Steamboat Architectural As-sociates is putting a construction proposal together, but Luppes estimates the project will cost $650,000 to $750,000.

"It may come across that our cost estimates are off, but we think we have played with enough cost figures that we don't anticipate that happening," Luppes said.

Right now, the district is projected to dedicate $100,000 toward the vocational building improvements, but the district also will be seeking money from an Energy Impact Grant during the next grant funding cycle.

The deadline to apply for the Energy Impact Grant, which first must be heard by Routt County commissioners, is Feb. 24. The district likely won't know whether it received a grant from the state until May.

Additional money for the vocational building expansion will have to be raised privately.

"Quite honestly, we would like to have some of the industries who would benefit from this program help out financially," Luppes said. "If there is anyone interested in supporting this, we would love to hear from them."

Consider Wagner Equipment Co. on board "150 percent," Hayden branch manager Jeff Rosendale said.

"We don't look at it as an expense," Rosendale said. "It is an investment.
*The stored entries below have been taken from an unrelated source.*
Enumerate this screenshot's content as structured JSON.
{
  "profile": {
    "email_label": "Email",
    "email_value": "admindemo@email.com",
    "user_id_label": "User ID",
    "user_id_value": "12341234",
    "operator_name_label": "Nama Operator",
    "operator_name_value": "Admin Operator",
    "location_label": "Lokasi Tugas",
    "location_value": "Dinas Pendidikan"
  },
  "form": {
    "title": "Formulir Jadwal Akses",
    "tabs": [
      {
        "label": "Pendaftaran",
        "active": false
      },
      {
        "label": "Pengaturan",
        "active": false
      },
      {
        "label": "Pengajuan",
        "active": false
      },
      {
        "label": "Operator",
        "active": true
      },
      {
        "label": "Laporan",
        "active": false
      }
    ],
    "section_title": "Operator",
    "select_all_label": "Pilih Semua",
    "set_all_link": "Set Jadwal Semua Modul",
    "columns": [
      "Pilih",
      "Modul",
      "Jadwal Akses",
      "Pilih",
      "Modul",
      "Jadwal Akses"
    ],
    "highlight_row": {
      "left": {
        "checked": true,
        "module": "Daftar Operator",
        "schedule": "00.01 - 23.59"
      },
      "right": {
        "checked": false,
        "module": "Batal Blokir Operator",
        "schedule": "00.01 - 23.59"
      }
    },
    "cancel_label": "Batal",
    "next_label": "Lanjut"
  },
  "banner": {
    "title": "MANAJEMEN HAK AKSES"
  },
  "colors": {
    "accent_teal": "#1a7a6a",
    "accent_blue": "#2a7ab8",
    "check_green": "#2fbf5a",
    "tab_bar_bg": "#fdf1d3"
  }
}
We have a hard time getting workers. Every construction company, every mine is in the same boat. : If we can help out and invest in that, someday we will get a nice pipeline of people coming in and helping us with our industry."

Rosendale estimates at least half of the current employees at Wagner's in Hayden graduated from Yampa Valley high schools, which is a primary reason Wagner's already is working with Hayden schools by teaching and providing supplies for the school's diesel mechanics class.

"We start cultivating future employees and, in our industry, the high school vocational program is where it all starts," Rosendale said. "There are a lot who want to get into this field, and this is a field where you can make a great living."

Although the vocational building will be in Hayden and will be the property of the Hayden School District, the EDC won't be fundraising specifically for Hayden and its students.

"This is for anyone in this area of the state interested in learning a skill and wanting to stay in this valley," Jost said.

Talk of expanding the vocational building has been circulating in the Hayden district for nearly 18 months, Luppes said. In that time, the vocational program has continued to grow in popularity under the guidance of vocational teacher Kevin Kleckler.

"We feel a lot of these programs can open (students') eyes to new careers whether they are college-bound, tech-bound or work force-bound," Luppes said.

There isn't a set timeline to finish construction of an expanded vocational building. The primary focus now is finalizing a proposal, determining a cost and securing financial contributions.

Ideally, construction would begin this summer with the district moving into the new building as soon as next school year - likely in the second semester - which is less than a year away.

"We realize how optimistic that is and how aggressive the timeline is, but we think we can do it," Luppes said.